Scenarios from PAV in Almere and Tendering & Market Engagement

The Planning for Autonomous Vehicle (PAV) project’s pilot in Almere aimed to explore virtual scenarios in preparation for future SAV developments in and around the city. The pilot included various phases, such as workshops, citizen surveys, and expert assessments to refine and optimize scenarios. From September 2019 to early 2022, the project focused on obtaining approval for public roads and promoting collaboration with manufacturers. Despite challenges such as the shifting focus due to the COVID-19 pandemic, the pilot provided valuable insights for potential deployment strategies. Key challenges included lengthy approval procedures for public roads, moderate interest from manufacturers, and the need for extensive collaboration with municipal authorities and transport operators. The pilot highlighted the importance of involving urban planners and engaging the public to ensure the success of CCAM projects.

Lysander van der Sluis from Almere discussed integrating SAV into public transport concessions, focusing on managing technological and regulatory uncertainties. Almere's upcoming tender for the BRT city network and bus lines between Almere and Amsterdam, set for December 2027, was highlighted. The potential for SAV operations on dedicated bus lanes and first/last-mile solutions was also discussed. Almere aims to introduce a new service in the short-medium term that retains a driver, with the goal of removing the driver in future phases.

Traffic modelling of SAV deployments

Lesley De Beuckeleer from De Lijn showcased their detailed macroscopic traffic model, which includes 4,808 statistical zones across Flanders. The model, using PTV Visum software, simulates future transport scenarios and assesses the impact of automated vehicles on the current and future network. Discussions included choosing use cases for automated vehicles based on area selection and future market development scenarios.

Key Takeaways 

Preparation and Integration: How are organizations preparing for the transition to automated driving? Piloting projects are key, as seen with Ruter's efforts to prepare for a public procurement in 2026. This involves defining the market, engaging more cities, and involving regulators and politicians.

Transition to Digital Drivers: When should human-driven buses be replaced by digital drivers? Factors include achieving cost savings (e.g. drivers account for around 60% of bus operating costs in Norway), sufficient maturity of driver assistance technology, and broader acceptance by operators and the public, potentially by 2035.

Managing Uncertainty and Financial Benefits: How do we manage the uncertainty of technological and regulatory advances while ensuring offerings remain relevant?
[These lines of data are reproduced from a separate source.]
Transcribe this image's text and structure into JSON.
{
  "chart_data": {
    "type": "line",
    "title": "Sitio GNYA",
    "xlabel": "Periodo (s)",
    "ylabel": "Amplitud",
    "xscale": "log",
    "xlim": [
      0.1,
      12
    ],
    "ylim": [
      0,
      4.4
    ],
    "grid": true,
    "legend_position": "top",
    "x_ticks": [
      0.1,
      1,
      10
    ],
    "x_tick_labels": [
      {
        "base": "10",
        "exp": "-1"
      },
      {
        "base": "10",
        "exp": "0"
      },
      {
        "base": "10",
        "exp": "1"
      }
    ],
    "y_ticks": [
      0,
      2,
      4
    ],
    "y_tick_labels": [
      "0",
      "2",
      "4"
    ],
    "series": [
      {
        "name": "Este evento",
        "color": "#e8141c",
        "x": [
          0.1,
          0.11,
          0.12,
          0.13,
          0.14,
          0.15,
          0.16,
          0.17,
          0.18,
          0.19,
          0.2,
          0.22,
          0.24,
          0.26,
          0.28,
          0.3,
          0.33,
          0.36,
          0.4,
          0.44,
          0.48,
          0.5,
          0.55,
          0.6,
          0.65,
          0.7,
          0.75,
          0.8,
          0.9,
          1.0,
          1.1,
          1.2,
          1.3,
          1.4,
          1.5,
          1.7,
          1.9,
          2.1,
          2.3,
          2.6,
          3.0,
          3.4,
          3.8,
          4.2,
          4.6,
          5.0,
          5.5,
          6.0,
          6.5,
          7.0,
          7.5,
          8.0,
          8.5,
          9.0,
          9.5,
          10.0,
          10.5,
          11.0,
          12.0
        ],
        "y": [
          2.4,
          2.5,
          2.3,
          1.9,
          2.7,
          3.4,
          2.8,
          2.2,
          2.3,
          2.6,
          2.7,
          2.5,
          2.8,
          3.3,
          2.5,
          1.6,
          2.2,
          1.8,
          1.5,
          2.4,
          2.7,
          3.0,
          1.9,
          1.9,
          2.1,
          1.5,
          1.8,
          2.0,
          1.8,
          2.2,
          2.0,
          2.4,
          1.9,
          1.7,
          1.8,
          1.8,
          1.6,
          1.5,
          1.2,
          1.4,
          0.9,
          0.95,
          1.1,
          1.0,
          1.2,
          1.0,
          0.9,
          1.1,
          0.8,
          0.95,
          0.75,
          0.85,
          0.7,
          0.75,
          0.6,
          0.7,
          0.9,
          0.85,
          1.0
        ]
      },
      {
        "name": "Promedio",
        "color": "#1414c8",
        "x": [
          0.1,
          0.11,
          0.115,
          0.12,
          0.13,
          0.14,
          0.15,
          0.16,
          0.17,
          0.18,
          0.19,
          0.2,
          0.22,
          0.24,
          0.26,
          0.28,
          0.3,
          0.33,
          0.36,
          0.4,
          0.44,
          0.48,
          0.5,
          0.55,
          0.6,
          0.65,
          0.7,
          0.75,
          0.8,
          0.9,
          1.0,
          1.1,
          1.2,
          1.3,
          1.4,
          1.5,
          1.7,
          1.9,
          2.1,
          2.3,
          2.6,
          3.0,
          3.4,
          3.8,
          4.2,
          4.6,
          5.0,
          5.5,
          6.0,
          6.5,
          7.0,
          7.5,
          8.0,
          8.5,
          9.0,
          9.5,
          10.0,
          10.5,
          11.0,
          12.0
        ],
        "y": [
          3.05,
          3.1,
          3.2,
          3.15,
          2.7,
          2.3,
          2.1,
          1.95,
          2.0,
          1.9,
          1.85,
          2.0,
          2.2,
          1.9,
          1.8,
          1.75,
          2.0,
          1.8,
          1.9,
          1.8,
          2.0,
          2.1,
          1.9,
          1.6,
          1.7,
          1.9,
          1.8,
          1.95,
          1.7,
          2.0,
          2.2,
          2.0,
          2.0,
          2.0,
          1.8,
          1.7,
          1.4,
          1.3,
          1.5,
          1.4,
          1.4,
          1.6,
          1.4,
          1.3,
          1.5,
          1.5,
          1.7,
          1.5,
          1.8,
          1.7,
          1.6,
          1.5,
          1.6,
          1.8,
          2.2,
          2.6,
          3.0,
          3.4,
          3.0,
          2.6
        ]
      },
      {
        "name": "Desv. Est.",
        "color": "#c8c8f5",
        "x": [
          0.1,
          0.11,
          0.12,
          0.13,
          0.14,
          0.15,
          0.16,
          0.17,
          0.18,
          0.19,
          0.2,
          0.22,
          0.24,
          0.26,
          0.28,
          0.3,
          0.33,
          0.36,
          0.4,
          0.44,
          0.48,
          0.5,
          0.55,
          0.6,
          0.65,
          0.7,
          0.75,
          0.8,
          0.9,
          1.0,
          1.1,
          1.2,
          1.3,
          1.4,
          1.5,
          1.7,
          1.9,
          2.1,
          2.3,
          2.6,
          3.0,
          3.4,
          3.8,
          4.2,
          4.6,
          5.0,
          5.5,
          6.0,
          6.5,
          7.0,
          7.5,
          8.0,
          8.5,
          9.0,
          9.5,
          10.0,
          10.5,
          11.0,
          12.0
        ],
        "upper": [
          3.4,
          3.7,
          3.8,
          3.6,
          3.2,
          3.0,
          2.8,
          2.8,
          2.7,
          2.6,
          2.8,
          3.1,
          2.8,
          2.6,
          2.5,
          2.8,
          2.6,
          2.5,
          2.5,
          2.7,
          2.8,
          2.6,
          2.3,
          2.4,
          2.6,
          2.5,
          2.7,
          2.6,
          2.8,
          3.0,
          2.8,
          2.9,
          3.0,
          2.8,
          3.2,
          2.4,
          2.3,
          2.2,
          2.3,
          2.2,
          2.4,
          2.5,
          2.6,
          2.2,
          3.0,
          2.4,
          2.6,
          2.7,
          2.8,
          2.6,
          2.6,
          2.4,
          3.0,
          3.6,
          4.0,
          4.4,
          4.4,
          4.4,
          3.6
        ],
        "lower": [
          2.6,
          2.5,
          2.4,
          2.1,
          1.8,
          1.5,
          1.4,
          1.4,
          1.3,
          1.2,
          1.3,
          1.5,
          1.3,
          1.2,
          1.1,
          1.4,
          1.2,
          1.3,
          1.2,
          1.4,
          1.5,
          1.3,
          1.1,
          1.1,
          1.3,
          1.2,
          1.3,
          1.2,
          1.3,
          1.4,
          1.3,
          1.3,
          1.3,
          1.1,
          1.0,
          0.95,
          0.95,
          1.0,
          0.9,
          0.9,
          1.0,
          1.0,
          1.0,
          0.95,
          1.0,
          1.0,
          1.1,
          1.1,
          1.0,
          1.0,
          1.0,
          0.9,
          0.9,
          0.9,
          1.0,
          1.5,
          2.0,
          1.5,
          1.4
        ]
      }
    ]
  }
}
How can PTAs benefit financially from SAV? This involves several strategies:

-          Technological Readiness: Continuous testing and improving SAV technology to ensure it becomes more reliable and trustworthy. This includes piloting projects, like Ruter’s phased introduction of demand-responsive transit, leading to fully autonomous services.

-          Cost Efficiency: Reducing costs for both PTAs and PTOs is critical. Kolumbus AS highlighted that SAVs can offer better service for the same financial investment by increasing service offerings during weekends and in rural areas without additional costs.

-          Policy and Regulation: Establishing clear policies and regulations to manage technological advances and market readiness. For example, setting rules for AV operations in city centers, as suggested by Kolumbus, to ensure shared mobility is prioritized over private autonomous cars.

-          Financial Models: Developing financial models that allow PTAs to benefit from SAVs by sharing cost savings and revenue generation with PTOs. This includes exploring business cases for innovative services and expanding service levels due to new neighborhood developments.

 

The seminar highlighted the importance of collaborative efforts, continuous innovation, and strategic planning to successfully integrate SAVs into public transport systems. The insights and discussions from this event will contribute to the future developments and deployment of shared automated vehicles across Europe.